Je suis à la gare : j’ai passé les contrôles de sécurité. Je suis en transit, plus vraiment en Angleterre mais pas encore en France. Je me sens seule. Je m’installe dans le train et je lâche tout. Des litres de larmes. Je me repasse le film en boucle : je repense à tout ce qu’on a vécu et me dis que j’ai dû rater quelque chose, j’essaie de me rappeler nos conversations, ses mots. J’ai des flashes qui me reviennent : il m’a quittée, ce n’est pas possible, non, ce n’est pas possible. Et puis on sort du tunnel. D’un coup, mes larmes s’arrêtent et font place à une colère tellement intense qu’elle en devient douloureuse. Alors seulement je réalise la violence de ce que je viens de subir et l’atroce comportement de ce monstre sans cœur.
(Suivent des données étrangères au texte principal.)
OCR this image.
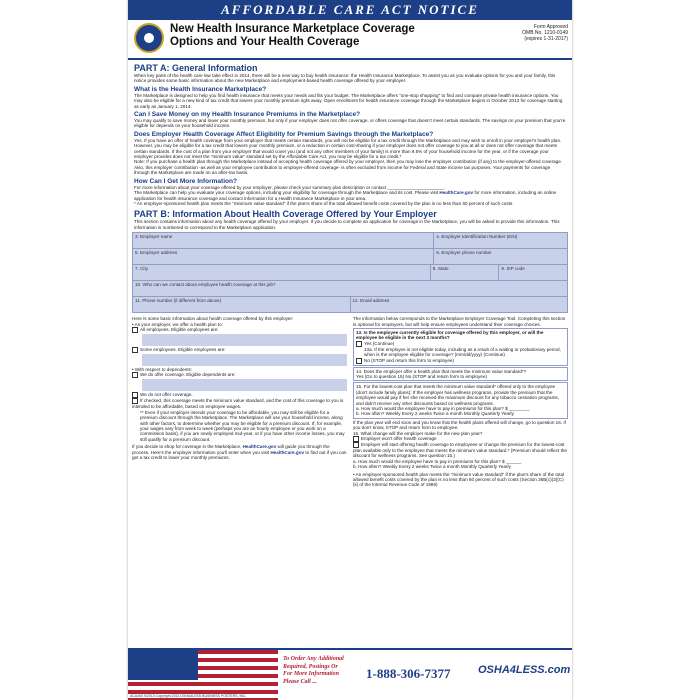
AFFORDABLE CARE ACT NOTICE
New Health Insurance Marketplace Coverage
Options and Your Health Coverage
Form Approved
OMB No. 1210-0149
(expires 1-31-2017)
PART A: General Information

When key parts of the health care law take effect in 2014, there will be a new way to buy health insurance: the Health Insurance Marketplace. To assist you as you evaluate options for you and your family, this notice provides some basic information about the new Marketplace and employment-based health coverage offered by your employer.

What is the Health Insurance Marketplace?

The Marketplace is designed to help you find health insurance that meets your needs and fits your budget. The Marketplace offers "one-stop shopping" to find and compare private health insurance options. You may also be eligible for a new kind of tax credit that lowers your monthly premium right away. Open enrollment for health insurance coverage through the Marketplace begins in October 2013 for coverage starting as early as January 1, 2014.

Can I Save Money on my Health Insurance Premiums in the Marketplace?

You may qualify to save money and lower your monthly premium, but only if your employer does not offer coverage, or offers coverage that doesn't meet certain standards. The savings on your premium that you're eligible for depends on your household income.

Does Employer Health Coverage Affect Eligibility for Premium Savings through the Marketplace?

Yes. If you have an offer of health coverage from your employer that meets certain standards, you will not be eligible for a tax credit through the Marketplace and may wish to enroll in your employer's health plan. However, you may be eligible for a tax credit that lowers your monthly premium, or a reduction in certain cost-sharing if your employer does not offer coverage to you at all or does not offer coverage that meets certain standards. If the cost of a plan from your employer that would cover you (and not any other members of your family) is more than 9.5% of your household income for the year, or if the coverage your employer provides does not meet the "minimum value" standard set by the Affordable Care Act, you may be eligible for a tax credit.*

Note: If you purchase a health plan through the Marketplace instead of accepting health coverage offered by your employer, then you may lose the employer contribution (if any) to the employer-offered coverage. Also, this employer contribution -as well as your employee contribution to employer-offered coverage- is often excluded from income for Federal and State income tax purposes. Your payments for coverage through the Marketplace are made on an after-tax basis.

How Can I Get More Information?

For more information about your coverage offered by your employer, please check your summary plan description or contact ______________________.

The Marketplace can help you evaluate your coverage options, including your eligibility for coverage through the Marketplace and its cost. Please visit HealthCare.gov for more information, including an online application for health insurance coverage and contact information for a Health Insurance Marketplace in your area.

* An employer-sponsored health plan meets the "minimum value standard" if the plan's share of the total allowed benefit costs covered by the plan is no less than 60 percent of such costs.

PART B: Information About Health Coverage Offered by Your Employer

This section contains information about any health coverage offered by your employer. If you decide to complete an application for coverage in the Marketplace, you will be asked to provide this information. This information is numbered to correspond to the Marketplace application.

3. Employer name	4. Employer Identification Number (EIN)
5. Employer address	6. Employer phone number
7. City	8. State	9. ZIP code
10. Who can we contact about employee health coverage at this job?
11. Phone number (if different from above)	12. Email address
Here is some basic information about health coverage offered by this employer:
• As your employer, we offer a health plan to:
All employees. Eligible employees are:
Some employees. Eligible employees are:
• With respect to dependents:
We do offer coverage. Eligible dependents are:
We do not offer coverage.
If checked, this coverage meets the minimum value standard, and the cost of this coverage to you is intended to be affordable, based on employee wages.
** Even if your employer intends your coverage to be affordable, you may still be eligible for a premium discount through the Marketplace. The Marketplace will use your household income, along with other factors, to determine whether you may be eligible for a premium discount. If, for example, your wages vary from week to week (perhaps you are an hourly employee or you work on a commission basis), if you are newly employed mid-year, or if you have other income losses, you may still qualify for a premium discount.
If you decide to shop for coverage in the Marketplace, HealthCare.gov will guide you through the process. Here's the employer information you'll enter when you visit HealthCare.gov to find out if you can get a tax credit to lower your monthly premiums.
The information below corresponds to the Marketplace Employer Coverage Tool. Completing this section is optional for employers, but will help ensure employees understand their coverage choices.
13. Is the employee currently eligible for coverage offered by this employer, or will the employee be eligible in the next 3 months?
Yes (Continue)
13a. If the employee is not eligible today, including as a result of a waiting or probationary period, when is the employee eligible for coverage? (mm/dd/yyyy) (Continue)
No (STOP and return this form to employee)
14. Does the employer offer a health plan that meets the minimum value standard*?
Yes (Go to question 15) No (STOP and return form to employee)
15. For the lowest-cost plan that meets the minimum value standard* offered only to the employee (don't include family plans): If the employer has wellness programs, provide the premium that the employee would pay if he/ she received the maximum discount for any tobacco cessation programs, and didn't receive any other discounts based on wellness programs.
a. How much would the employee have to pay in premiums for this plan? $ ________
b. How often? Weekly Every 2 weeks Twice a month Monthly Quarterly Yearly
If the plan year will end soon and you know that the health plans offered will change, go to question 16. If you don't know, STOP and return form to employee.
16. What change will the employer make for the new plan year?
Employer won't offer health coverage
Employer will start offering health coverage to employees or change the premium for the lowest-cost plan available only to the employee that meets the minimum value standard.* (Premium should reflect the discount for wellness programs. See question 15.)
a. How much would the employee have to pay in premiums for this plan? $ ______
b. How often? Weekly Every 2 weeks Twice a month Monthly Quarterly Yearly
• An employer-sponsored health plan meets the "minimum value standard" if the plan's share of the total allowed benefit costs covered by the plan is no less than 60 percent of such costs (Section 36B(c)(2)(C)(ii) of the Internal Revenue Code of 1986)
To Order Any Additional
Required, Postings Or
For More Information
Please Call ...
1-888-306-7377	OSHA4LESS.com
ACA400 9/2013 Copyright 2013 OSHA4LESS BUSINESS POSTERS, INC.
En descendant du train, j’aperçois, noyée au milieu des chauffeurs de taxi et de leurs panneaux « M. DUPOND », une grande blonde qui agite frénétiquement un petit ticket de métro sur lequel est écrit mon prénom. Ma sœur, mon roc. À ce moment, je comprends que je vis un moment important : j’approche de la trentaine, je n’ai plus de boulot, plus de maison, plus de mec, plus rien. En quelques heures, toute ma vie s’est effondrée. Le train a déraillé de sa voie bien tracée. Retour à la case départ. Et pourtant j’ai la cer-titude que je vais m’en sortir. Je ne le sais pas encore, mais ce samedi de janvier est le premier jour de ma nouvelle vie.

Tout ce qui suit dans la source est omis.